SMAPのメンバーとして、歌やTVドラマ、バラエティー番組と活躍を続ける木村。映画への出演は多くはないものの、トップスターだけが持つ魅力を活かし、どの作品でも鮮烈な印象を与えている。初の本格的な海外進出作品となったウォン・カーウァイ監督の「2046」(2004)では、アンドロイドに恋をする青年をクールに演じ、共演のトニー・レオンらアジアを代表する俳優と並び、劣らぬ存在感を発揮。そして、巨匠・山田洋次監督と組んだ時代劇「武士の一分」(2006)では、毒味の際、貝の毒にあたり失明する下級武士という難役に挑戦。抑えた演技で新境地を開き、高く評価された。さらにその翌年には、ハマり役ともいえる型破りな検事・久利生公平を再び演じたTVドラマの劇場版「HERO」(2007)が、その年の邦画No.1となる大ヒットを記録。“映画俳優・木村拓哉”という新たな顔を定着させた。
昨年は、ジョシュ・ハートネット、イ・ビョンホンと共に「アイ・カム・ウィズ・ザ・レイン」に出演。他人の痛みを自らに取り込む不思議な能力を持つ青年役で、眼球にウジ虫がはうシーンをこなすなど、撮影に懸ける情熱はメガホンを取ったトラン・アン・ユン監督をうならせるほどだったという。

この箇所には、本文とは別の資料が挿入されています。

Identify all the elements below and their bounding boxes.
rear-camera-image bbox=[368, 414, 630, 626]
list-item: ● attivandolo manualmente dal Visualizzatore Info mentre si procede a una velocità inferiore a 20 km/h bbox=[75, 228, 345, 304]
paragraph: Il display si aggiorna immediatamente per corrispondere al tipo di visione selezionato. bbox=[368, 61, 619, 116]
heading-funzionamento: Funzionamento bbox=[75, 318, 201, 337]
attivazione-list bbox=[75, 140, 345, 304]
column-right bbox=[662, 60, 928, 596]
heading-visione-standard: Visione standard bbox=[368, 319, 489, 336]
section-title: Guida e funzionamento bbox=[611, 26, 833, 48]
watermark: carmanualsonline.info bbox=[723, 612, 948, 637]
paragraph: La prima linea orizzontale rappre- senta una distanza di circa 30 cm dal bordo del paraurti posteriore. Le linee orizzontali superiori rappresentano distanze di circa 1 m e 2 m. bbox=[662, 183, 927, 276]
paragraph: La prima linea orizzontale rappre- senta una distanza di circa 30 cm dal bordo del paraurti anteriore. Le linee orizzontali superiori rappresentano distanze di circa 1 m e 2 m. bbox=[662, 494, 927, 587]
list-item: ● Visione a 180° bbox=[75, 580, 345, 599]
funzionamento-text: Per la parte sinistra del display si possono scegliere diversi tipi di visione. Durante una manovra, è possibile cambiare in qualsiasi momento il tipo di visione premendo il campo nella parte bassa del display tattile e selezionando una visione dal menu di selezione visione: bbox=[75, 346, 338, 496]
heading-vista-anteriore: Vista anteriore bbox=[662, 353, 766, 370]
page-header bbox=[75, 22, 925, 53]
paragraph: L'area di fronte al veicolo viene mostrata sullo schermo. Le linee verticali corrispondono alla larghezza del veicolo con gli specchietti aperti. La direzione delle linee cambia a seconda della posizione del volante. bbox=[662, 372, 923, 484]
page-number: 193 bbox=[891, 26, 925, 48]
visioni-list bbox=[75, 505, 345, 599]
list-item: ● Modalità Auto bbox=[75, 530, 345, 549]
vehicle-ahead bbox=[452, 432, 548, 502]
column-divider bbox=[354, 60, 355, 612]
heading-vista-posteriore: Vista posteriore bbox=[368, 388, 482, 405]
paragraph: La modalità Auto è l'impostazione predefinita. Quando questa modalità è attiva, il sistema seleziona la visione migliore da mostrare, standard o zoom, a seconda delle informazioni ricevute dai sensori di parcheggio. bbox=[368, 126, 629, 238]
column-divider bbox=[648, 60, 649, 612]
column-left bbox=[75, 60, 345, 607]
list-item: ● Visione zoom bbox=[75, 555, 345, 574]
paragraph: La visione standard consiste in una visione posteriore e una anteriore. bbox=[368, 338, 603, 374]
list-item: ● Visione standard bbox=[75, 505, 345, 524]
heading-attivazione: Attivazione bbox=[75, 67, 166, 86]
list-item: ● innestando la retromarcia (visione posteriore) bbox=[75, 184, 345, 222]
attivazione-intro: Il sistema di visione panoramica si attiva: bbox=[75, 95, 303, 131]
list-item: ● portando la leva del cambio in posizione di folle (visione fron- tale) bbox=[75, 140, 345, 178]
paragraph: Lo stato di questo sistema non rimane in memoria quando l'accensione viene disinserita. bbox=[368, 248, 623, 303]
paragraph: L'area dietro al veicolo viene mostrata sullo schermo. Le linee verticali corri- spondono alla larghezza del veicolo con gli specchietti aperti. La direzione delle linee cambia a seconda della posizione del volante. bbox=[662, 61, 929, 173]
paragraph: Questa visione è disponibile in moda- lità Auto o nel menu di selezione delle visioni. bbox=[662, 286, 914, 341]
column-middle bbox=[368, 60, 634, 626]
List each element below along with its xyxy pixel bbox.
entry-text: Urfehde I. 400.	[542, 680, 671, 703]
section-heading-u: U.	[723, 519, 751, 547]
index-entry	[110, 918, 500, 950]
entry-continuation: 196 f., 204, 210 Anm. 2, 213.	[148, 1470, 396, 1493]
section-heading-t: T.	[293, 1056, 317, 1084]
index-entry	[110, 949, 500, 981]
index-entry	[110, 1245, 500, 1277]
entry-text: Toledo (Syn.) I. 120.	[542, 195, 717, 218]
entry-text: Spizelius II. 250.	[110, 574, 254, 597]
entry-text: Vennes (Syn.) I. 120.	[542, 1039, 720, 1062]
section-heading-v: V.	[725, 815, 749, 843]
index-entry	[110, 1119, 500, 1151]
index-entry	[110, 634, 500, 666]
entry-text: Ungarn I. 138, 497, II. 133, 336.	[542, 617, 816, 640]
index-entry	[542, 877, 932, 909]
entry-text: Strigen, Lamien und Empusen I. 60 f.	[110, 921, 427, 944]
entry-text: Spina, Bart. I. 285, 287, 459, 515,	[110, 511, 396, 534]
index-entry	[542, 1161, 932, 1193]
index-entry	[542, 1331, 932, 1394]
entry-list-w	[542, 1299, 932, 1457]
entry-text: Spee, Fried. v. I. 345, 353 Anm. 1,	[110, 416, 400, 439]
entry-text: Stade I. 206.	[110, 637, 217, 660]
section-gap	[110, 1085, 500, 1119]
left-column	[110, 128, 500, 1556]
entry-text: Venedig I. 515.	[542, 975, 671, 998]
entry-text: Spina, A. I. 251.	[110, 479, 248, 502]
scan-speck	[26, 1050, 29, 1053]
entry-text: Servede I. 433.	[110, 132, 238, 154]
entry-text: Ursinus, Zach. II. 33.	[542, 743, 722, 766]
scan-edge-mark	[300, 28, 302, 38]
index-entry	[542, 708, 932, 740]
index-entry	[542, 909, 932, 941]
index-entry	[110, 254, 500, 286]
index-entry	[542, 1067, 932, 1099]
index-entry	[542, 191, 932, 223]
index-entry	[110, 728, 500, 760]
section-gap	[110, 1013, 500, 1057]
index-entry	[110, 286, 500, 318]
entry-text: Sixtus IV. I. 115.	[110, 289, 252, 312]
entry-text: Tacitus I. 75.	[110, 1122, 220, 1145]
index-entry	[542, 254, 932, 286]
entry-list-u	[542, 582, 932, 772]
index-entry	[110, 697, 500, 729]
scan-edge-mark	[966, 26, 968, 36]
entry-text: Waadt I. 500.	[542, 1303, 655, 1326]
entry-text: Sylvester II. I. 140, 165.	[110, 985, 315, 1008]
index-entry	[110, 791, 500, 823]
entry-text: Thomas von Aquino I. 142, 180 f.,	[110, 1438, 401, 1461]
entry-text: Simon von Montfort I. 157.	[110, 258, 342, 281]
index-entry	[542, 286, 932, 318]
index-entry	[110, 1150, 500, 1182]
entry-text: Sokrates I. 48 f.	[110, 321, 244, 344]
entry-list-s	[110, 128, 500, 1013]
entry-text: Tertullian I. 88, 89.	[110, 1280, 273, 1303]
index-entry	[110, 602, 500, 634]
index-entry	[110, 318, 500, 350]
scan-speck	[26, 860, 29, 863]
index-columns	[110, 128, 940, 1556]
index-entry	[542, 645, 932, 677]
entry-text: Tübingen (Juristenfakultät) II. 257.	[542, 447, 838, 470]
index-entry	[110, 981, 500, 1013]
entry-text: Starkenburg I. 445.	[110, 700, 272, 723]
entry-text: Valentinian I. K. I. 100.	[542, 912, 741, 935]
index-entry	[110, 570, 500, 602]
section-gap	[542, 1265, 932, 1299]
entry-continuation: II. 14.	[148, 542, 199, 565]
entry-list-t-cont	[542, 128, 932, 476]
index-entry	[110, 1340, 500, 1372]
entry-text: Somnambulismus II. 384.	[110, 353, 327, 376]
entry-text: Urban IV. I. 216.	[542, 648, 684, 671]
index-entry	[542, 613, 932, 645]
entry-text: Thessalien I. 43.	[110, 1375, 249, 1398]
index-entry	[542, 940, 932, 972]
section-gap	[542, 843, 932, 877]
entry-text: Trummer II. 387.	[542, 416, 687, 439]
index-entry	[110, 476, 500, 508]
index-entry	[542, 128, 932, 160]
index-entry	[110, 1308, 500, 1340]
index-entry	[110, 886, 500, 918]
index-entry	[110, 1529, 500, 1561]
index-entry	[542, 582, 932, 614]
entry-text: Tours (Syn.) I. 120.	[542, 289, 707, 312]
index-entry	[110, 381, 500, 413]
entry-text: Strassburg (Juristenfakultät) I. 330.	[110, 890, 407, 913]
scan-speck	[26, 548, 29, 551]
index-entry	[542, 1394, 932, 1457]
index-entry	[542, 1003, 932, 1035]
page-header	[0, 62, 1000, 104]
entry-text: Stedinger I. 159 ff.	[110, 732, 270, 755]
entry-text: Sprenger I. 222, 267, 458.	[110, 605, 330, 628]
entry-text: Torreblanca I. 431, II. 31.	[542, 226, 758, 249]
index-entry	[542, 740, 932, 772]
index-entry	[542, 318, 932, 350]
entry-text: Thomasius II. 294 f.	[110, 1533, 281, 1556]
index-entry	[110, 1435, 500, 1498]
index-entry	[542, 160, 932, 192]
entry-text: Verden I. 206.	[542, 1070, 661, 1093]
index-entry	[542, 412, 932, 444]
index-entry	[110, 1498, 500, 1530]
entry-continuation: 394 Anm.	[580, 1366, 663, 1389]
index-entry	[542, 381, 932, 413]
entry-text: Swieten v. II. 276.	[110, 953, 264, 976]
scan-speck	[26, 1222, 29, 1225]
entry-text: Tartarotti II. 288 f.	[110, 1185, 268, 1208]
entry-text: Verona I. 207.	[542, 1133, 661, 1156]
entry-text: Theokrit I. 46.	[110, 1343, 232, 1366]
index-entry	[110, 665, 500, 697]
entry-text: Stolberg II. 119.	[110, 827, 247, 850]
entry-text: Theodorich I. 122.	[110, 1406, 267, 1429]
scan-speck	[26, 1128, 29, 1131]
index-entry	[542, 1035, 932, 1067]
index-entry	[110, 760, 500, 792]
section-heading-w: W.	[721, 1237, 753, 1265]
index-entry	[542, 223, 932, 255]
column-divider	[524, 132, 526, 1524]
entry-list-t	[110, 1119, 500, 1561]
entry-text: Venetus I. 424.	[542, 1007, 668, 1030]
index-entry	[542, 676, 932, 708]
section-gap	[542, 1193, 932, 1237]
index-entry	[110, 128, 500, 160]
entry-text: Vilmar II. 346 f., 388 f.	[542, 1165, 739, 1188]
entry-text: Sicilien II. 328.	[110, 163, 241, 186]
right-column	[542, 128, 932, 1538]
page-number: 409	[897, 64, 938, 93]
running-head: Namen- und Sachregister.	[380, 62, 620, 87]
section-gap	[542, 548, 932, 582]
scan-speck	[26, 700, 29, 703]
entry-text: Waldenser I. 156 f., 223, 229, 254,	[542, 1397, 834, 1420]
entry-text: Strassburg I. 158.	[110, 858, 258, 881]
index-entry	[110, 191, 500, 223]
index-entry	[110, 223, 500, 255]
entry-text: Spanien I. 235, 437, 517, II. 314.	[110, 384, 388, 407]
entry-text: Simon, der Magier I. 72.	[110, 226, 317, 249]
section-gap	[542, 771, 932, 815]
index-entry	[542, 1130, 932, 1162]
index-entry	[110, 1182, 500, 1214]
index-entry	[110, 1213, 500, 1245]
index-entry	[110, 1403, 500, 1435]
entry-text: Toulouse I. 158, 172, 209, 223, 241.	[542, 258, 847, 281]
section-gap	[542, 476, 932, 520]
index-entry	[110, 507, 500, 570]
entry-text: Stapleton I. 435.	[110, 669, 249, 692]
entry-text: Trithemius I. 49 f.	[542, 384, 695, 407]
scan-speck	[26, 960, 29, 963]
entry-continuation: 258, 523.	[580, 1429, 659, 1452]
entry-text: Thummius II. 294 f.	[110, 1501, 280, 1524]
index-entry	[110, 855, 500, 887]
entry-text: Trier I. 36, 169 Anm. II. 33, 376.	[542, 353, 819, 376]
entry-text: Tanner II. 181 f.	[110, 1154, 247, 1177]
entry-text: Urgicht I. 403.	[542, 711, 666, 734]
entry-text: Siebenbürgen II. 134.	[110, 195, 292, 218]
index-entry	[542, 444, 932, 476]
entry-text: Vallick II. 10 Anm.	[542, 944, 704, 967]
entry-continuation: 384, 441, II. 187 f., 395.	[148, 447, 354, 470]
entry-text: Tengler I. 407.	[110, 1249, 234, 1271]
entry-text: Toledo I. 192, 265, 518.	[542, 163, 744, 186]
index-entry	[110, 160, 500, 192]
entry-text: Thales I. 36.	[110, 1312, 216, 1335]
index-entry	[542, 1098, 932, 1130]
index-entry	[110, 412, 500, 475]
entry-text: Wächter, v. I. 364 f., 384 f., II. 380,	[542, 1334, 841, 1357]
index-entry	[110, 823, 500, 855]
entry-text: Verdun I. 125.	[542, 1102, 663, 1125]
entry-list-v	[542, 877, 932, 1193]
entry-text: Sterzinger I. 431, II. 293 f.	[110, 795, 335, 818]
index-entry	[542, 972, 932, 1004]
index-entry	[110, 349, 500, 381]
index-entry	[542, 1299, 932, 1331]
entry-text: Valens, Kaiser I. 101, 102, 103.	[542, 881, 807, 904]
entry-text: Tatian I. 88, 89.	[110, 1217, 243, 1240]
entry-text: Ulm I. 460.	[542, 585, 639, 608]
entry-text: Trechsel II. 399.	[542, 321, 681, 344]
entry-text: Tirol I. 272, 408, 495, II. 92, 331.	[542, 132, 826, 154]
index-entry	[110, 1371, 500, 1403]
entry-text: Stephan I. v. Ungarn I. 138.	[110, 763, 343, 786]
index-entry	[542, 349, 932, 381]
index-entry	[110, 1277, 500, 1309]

年末にかけ、2本の新作映画が待機中。1つは10月9日(土)公開のアニメ「REDLINE」。主人公のカーレーサーの声を務めており、声優としては宮崎駿監督の大ヒット作「ハウルの動く城」(2004)以来の作品となる。そしてもう1つが、名作アニメ「宇宙戦艦ヤマト」を実写化した、12月1日(水)公開の話題作「SPACE BATTLE SHIP ヤマト」。原作のファンで子どものころには“宇宙戦艦ヤマト”に乗るのが夢だったという彼が、主人公・古代進をどう演じるのかが楽しみだ。
PROFILE
'72年11月13日、東京都生まれ。'88年にSMAPを結成、'91年にCDデビューする。映画デビュー作は、SMAPのメンバーと共に主演した「シュート!」('94)。「ロングバケーション」('96、フジ系)、「ビューティフルライフ ふたりでいた日々」(2000、TBS系)、「HERO」(2001、フジ系)、「CHANGE」(2008、フジ系)など大ヒットドラマに多数出演。'94年から5年連続でベストジーニストに選ばれ、殿堂入りを果たしたほか、雑誌「an・an」の“好きな男ランキング”では15年連続第1位に輝いている。